Soudain une inquiétude le prit. Et la lettre, la lettre pour le chauffeur, allait-on la retrouver ? Allait-on la lui donner ? Il la sortit de sa poche. Sur son torse ? Mais s'il éclatait et s'éparpillait, on ne pourrait distinguer du papier blanc dans tout ce sang. Dans sa main ? Mais sans doute que dans trois minutes et trente secondes, sa main n'allait plus être qu'un amas de chaire encore bouillante et définitivement repoussante. L'effroyable, la crue réalité de ce qu'allait être son corps fit pendant quelques instants battre son coeur plus vite, comme si l'humaine peur de la mort se compressait dans ce seul organe.
Mais Alexandre revint à l'esprit. 

Plus que deux minutes - la peur avait accéléré le temps - la lettre, il fallait trouver un moyen. 

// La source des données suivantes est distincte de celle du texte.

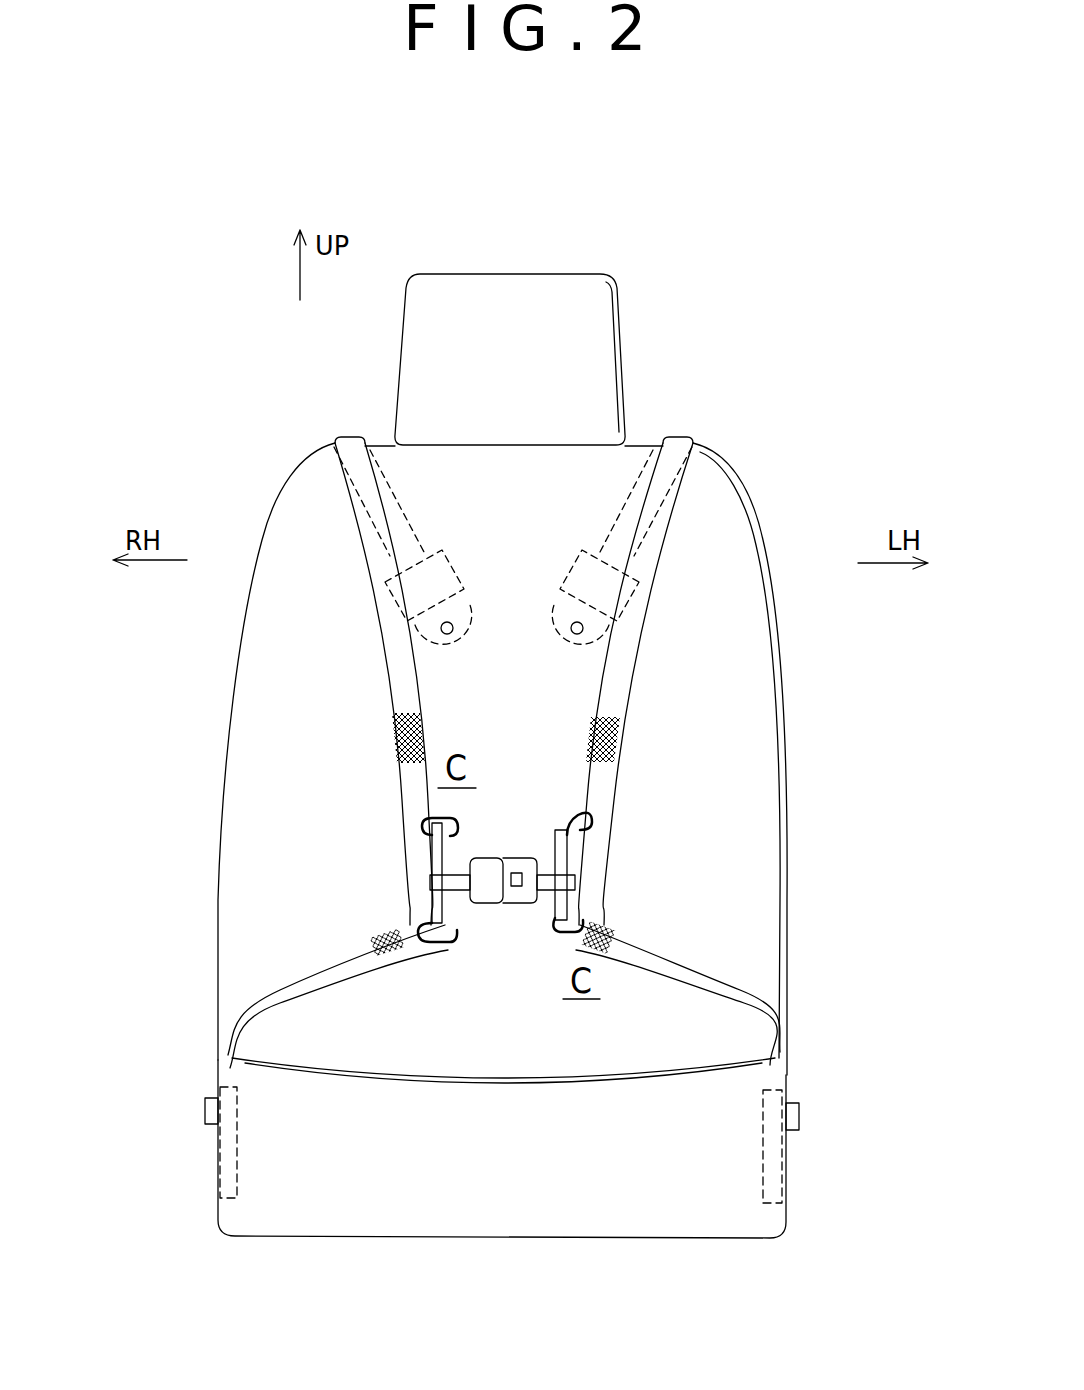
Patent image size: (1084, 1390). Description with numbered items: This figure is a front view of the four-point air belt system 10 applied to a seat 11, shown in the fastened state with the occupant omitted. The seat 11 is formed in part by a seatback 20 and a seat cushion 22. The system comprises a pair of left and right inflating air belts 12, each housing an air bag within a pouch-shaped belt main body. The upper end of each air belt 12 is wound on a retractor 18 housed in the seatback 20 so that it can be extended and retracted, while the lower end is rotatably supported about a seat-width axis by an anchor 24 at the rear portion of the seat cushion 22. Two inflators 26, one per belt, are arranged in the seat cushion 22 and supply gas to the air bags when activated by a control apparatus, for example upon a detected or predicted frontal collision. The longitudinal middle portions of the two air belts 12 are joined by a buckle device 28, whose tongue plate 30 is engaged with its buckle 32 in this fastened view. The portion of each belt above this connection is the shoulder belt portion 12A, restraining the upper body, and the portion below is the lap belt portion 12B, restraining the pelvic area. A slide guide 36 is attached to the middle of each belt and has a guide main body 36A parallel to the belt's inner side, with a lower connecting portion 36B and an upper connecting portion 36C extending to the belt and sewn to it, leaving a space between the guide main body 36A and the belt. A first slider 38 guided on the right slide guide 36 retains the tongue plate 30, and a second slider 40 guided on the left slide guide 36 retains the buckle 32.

Maintenant que c'était fait, il était satisfait de la solution. Le chauffeur, blême, lisait silencieusement, les mots se formant sur sa bouche comme pour mieux les comprendre. Alexandre ne savait si cela le rassurerait, mais enfin, il avait été poli. 

Plus qu'une minute. Sans réfléchir, Alexandre regarda le petit vieux avec insistance et posa la lettre à ses côtés, sur un autre siège jaune et sale. Puis, calme, plus calme qu'il n'avait été de toute sa vie, plus apaisé et aussi, peut-être, plus heureux, il se dirigea vers le bord du quai. 
Alors, il su comment faire. Alexandre était poli et discret - il se mit tout au bout du quai, tout au bord du tunnel, regardant une dernière fois le vieux, avec même un petit sourire. Il se mit au bout du quai - plus que trente seconde. Il entendait déjà le Salut qui arrivait en sifflant et en soufflant. Lorsqu'il vit les yeux jaunes, comme ceux d'une chenille essoufflée prête à le manger avec indulgence, lorsqu'il les vit, lestement - il sauta.